1912 Indian Single Board Track Racer
Manufactured in USA.
Engine # 48D648
This machine is a 500cc single-cylinder motorcycle with a Bosch American Magneto and Hedstrom carburetor. The frame is factory-built, with turn-down handlebars, and is presented in the traditional factory Indian colors.
Motorcycle racing competition in this bike’s era was conducted on oval racetracks constructed of 2x4 wooden planks placed on edge. Banking of the tracks started at 25 degrees, and increased to as much as 60 degrees, which was common. The effect of such extreme banking was high cornering speeds and high G-forces on the riders.
Both Hendee and Hedstom were former bicycle racers and manufacturers, and they teamed up to produce a 1.75 hp, single-cylinder engine motorcycle in Springfield, Hendee’s hometown.
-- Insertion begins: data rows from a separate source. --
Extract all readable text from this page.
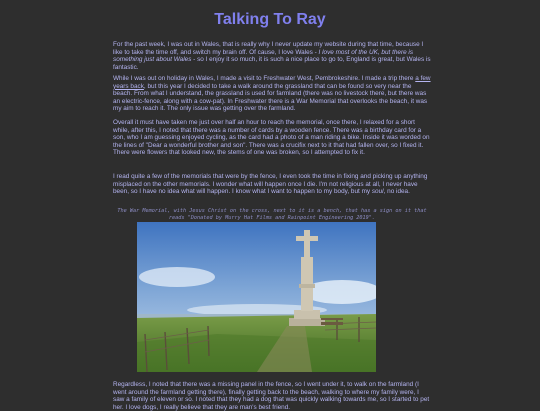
Talking To Ray
For the past week, I was out in Wales, that is really why I never update my website during that time, because I like to take the time off, and switch my brain off. Of cause, I love Wales - I love most of the UK, but there is something just about Wales - so I enjoy it so much, it is such a nice place to go to, England is great, but Wales is fantastic.
While I was out on holiday in Wales, I made a visit to Freshwater West, Pembrokeshire. I made a trip there a few years back, but this year I decided to take a walk around the grassland that can be found so very near the beach. From what I understand, the grassland is used for farmland (there was no livestock there, but there was an electric-fence, along with a cow-pat). In Freshwater there is a War Memorial that overlooks the beach, it was my aim to reach it. The only issue was getting over the farmland.
Overall it must have taken me just over half an hour to reach the memorial, once there, I relaxed for a short while, after this, I noted that there was a number of cards by a wooden fence. There was a birthday card for a son, who I am guessing enjoyed cycling, as the card had a photo of a man riding a bike. Inside it was worded on the lines of "Dear a wonderful brother and son". There was a crucifix next to it that had fallen over, so I fixed it. There were flowers that looked new, the stems of one was broken, so I attempted to fix it.
I read quite a few of the memorials that were by the fence, I even took the time in fixing and picking up anything misplaced on the other memorials. I wonder what will happen once I die. I'm not religious at all, I never have been, so I have no idea what will happen. I know what I want to happen to my body, but my soul, no idea.
The War Memorial, with Jesus Christ on the cross, next to it is a bench, that has a sign on it that reads "Donated by Murry Hat Films and Rainpoint Engineering 2019".
Regardless, I noted that there was a missing panel in the fence, so I went under it, to walk on the farmland (I went around the farmland getting there), finally getting back to the beach, walking to where my family were, I saw a family of eleven or so. I noted that they had a dog that was quickly walking towards me, so I started to pet her. I love dogs, I really believe that they are man's best friend.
That motorcycle was successful and sales increased dramatically during the next decade.
Hedstrom left Indian in 1913, and Hendee resigned in 1916. The Hendee Company name was changed in 1928 to the Indian Motorcycle Manufacturing Company. During the 1910s, Indian became the largest manufacturer of motorcycles in the world. Unfortunately the company went bankrupt in 1953.
This 500cc, 31.5-cubic-inch engine in the Museum’s 1912 Indian motorcycle is an F-head design, with the intake valve in the head and the exhaust valve in the cylinder block, similar to several of the Harley-Davidson engines of that era. This racer has no rear or front wheel brakes.